La Femme. – C’est ici…
Brocanteur. – Encore des vieilleries… (Examinant un tableau.) Ça, oui, pour le cadre, et encore ! Va falloir redorer.
La Femme. – La malle ? Elle est d’époque avec ses vraies étiquettes…
Brocanteur. – Ça, ça s’voit qu’elle est d’une époque qu’est pas la nôtre. Les charnières sont pas en bon état et la serrure est cassée. (Il fouille, sort des brochures et des livres.) Les livres, ça se vend plus ! Jules Verne ! Hugo ! Marivaux !
La Femme. – Les reliures sont belles.
Brocanteur. – J’dis pas… (Il ouvre un des livres.) Mais franchement, ma p’tite dame, aujourd’hui plus personne ne lit ça. Marivaux ! Du théâtre ! Personne ne lit du théâtre ! (Il en ouvre un autre.) Les Contemplations ! (Il ouvre le livre.) « Et dire qu’elle est morte ! Hélas ! que Dieu m’assiste1 ! » Vous voulez faire pleurer les enfants ? Et ça, Vingt mille lieues sous les mers ! Les jeunes, aujourd’hui, ils regardent des DVD avec des effets spéciaux !
La Femme. – Mais vous avez vu les illustrations ? Des gravures du xixe, authentiques !
Brocanteur. – En noir et blanc ! Tout le monde veut de la couleur aujourd’hui. Si vous les trouvez si belles, faites-les encadrer !
La Femme. – Je vais y réfléchir… Et les violons ?
Le Brocanteur ouvre le premier et montre l’archet cassé.
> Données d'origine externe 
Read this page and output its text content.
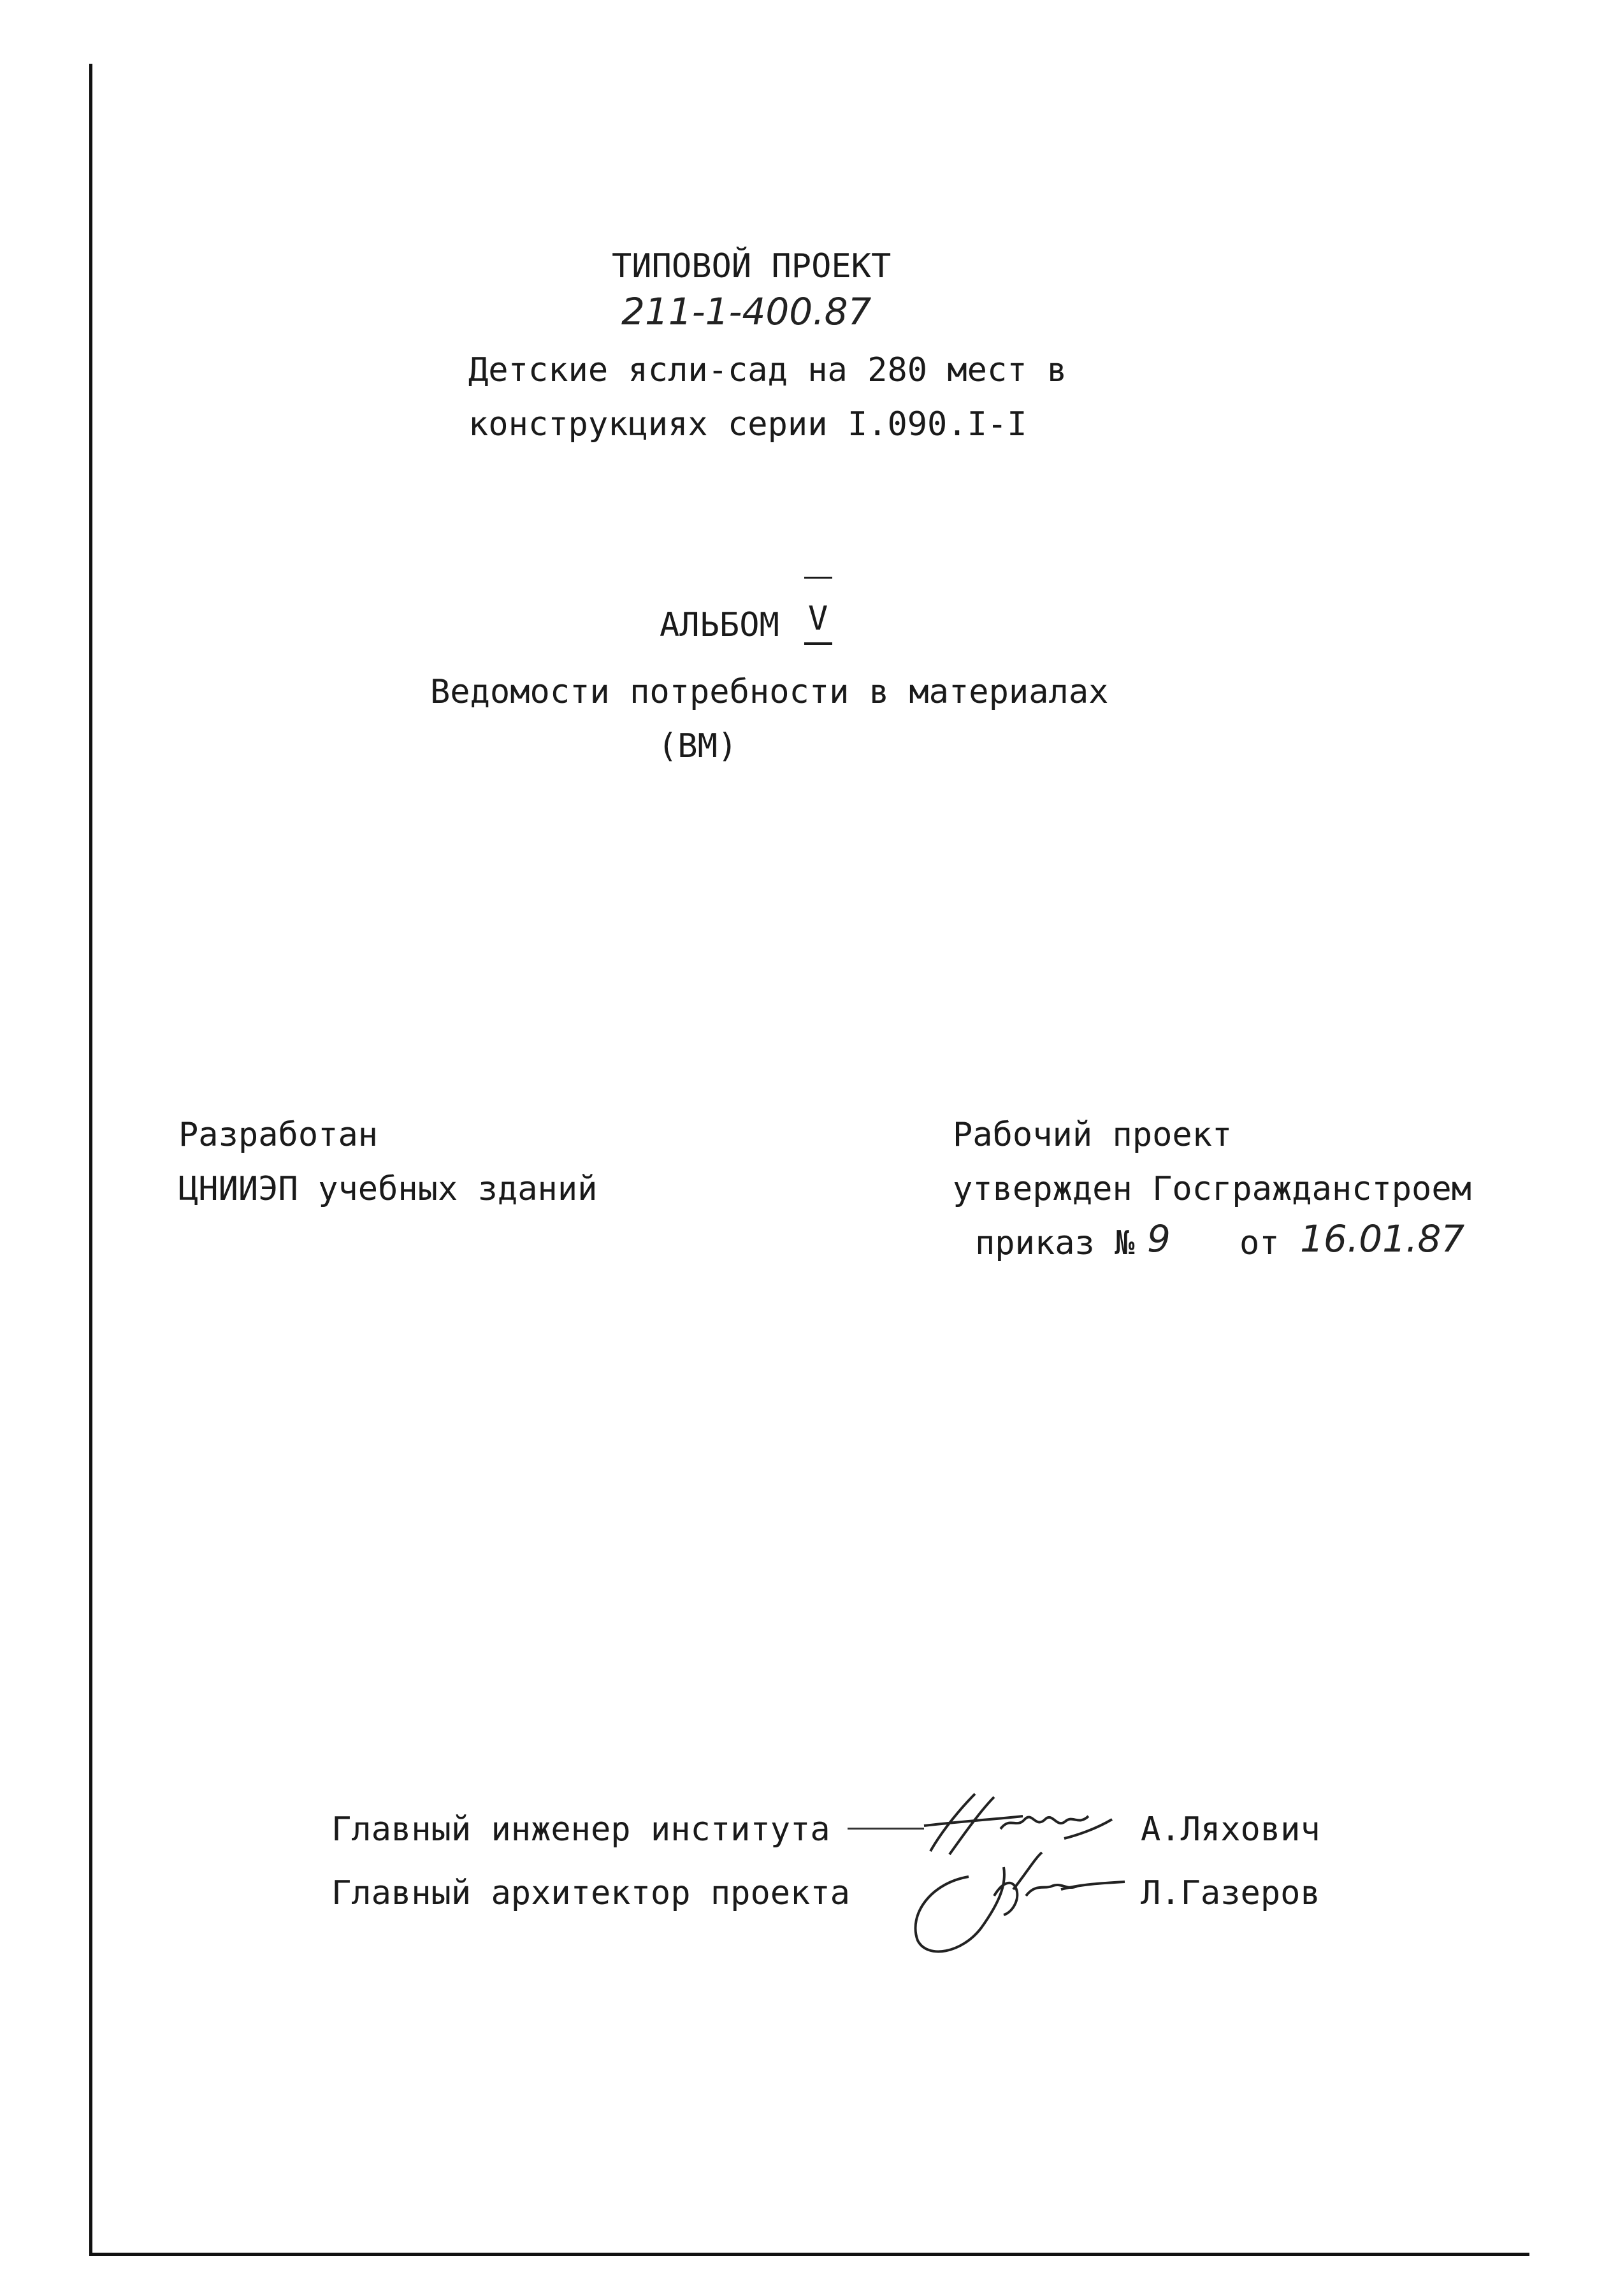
ТИПОВОЙ ПРОЕКТ
211-1-400.87
Детские ясли-сад на 280 мест в
конструкциях серии I.090.I-I
АЛЬБОМ V
Ведомости потребности в материалах
(ВМ)
Разработан
ЦНИИЭП учебных зданий
Рабочий проект
утвержден Госгражданстроем
приказ № 9 от 16.01.87
Главный инженер института	А.Ляхович
Главный архитектор проекта	Л.Газеров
Brocanteur. – Inutilisable ! (Il ouvre la seconde boîte.) Drôle de boîte pour un violon ! (Il sort l’instrument. Les cordes pendent.) Trop de réparations ! Et puis, on peut même pas les essayer… (Le jeune homme examine le premier violon, retend les cordes, les essaie du bout du doigt, prend l’archet du second violon, resserre aussi les cordes, fait un premier essai, puis un second, et essaie de jouer.) Pas terrible !
La Femme. – Il faudrait peut-être les réviser. Ils sont là depuis… soixante-dix ans !
- Victor Hugo, Les Contemplations, « Elle avait pris ce pli… ».
Brocanteur. – Pour une révision, ça, ils ont besoin d’une révision. Je reviendrai quand ils seront révisés. (Il fait signe au jeune homme de le suivre et sort.)
La Femme. – Et la salle à manger ? Elle ne vous intéresse pas non plus ?
Brocanteur. – Du faux rustique ? Plus personne ne veut ça !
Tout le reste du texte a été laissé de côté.